Only a few of the regulars were in. Dotty and Sam, the swinging septuagenarians, were swilling margaritas at one end. French and Bobby had taken claim of the TV and were cursing at ESPN at the other. Tank’s stool was in the middle. He called it his “umpire’s post,” because from it he was able to adjudicate any disagreements that might break out. He was hard to miss no matter where he sat. At forty-two years of age, he went six-four, two-fifty, with forty-six-inch shoulders. There was also the matter of his hair, which was thick, brown, and unruly and defied the best efforts of his brush. To combat any impression of carelessness, he made a point to dress neatly. This evening his khakis were pressed, his Oxford button-down starched so that it could stand on its own. As always, he wore Nocona ropers to remind him that he was a Texas boy, born and bred.
“Pedrito,” he called, raising a hand to give the place a little excitement. “Uno más, por favor.”
A chubby middle-aged man with slicked-back hair and a Pancho Villa mustache poured him a shot of Hornitos in a clean glass. “Good news or bad?”
“What do you mean?”
“You been staring at that envelope for the last hour. You going to open it or what?”
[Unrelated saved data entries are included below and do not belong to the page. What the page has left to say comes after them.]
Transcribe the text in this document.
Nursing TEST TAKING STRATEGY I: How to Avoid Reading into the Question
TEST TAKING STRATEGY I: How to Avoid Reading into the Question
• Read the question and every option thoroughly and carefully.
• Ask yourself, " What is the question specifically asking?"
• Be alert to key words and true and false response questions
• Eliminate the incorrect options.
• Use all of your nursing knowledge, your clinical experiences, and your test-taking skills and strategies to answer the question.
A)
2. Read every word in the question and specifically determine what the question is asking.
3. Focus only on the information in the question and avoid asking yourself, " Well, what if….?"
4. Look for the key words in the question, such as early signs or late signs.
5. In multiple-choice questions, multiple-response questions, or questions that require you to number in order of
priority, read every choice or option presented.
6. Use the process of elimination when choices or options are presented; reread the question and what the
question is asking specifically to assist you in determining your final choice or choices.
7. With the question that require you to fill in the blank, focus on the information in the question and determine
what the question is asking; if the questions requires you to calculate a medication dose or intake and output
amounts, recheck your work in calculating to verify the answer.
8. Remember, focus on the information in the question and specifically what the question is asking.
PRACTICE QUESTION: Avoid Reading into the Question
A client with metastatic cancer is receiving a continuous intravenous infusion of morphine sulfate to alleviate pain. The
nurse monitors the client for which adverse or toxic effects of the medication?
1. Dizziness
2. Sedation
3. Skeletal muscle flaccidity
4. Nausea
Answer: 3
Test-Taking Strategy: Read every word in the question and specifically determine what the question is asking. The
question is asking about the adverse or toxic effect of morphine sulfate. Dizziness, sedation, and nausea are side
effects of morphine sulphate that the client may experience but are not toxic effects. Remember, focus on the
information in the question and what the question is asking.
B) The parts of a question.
“Already did.” Tank tapped the envelope on the bar, feeling the single sheet of paper slide from side to side. He was a journalist by profession, and he was hard put to come up with ninety-six words that more concisely conveyed the message on that page.
“And?”
“Buggy whip,” said Tank.
Pedro opened a Tecate and placed the bottle next to the tequila. “What is a leather crop used to hit a horse to make it pull a carriage or one of them hansom cabs in Central Park? Buggy whip.”
“Wrong,” said Tank, with a polite tilt of the bottle before he took a swig. “And you don’t have to repeat the word at the end. This isn’t a spelling bee.”
“What do you mean, wrong? What do you think a buggy whip is?”
“Technically, you’re correct,” Tank conceded. “But it wasn’t a question.”
“You trying to make some kind of point?”
“You asked about the envelope.”
Pedro leaned against the bar. “Okay, then. Shoot.”
And so Tank told Pedro the story.
At the turn of the twentieth century, everyone rode horses to get around. Wagons and carriages were the most popular means of transport for groups of people traveling any kind of distance. You couldn’t have a carriage without a buggy whip. Buggy whips were everywhere, and so were the companies that made them.
Then one day automobiles appeared. They were regarded as marvels and quickly became objects of envy. But for many years they were too expensive for regular folk. Still, little by little the price of this newfangled invention fell. Each year more people bought automobiles and fewer people rode in horse-drawn carriages.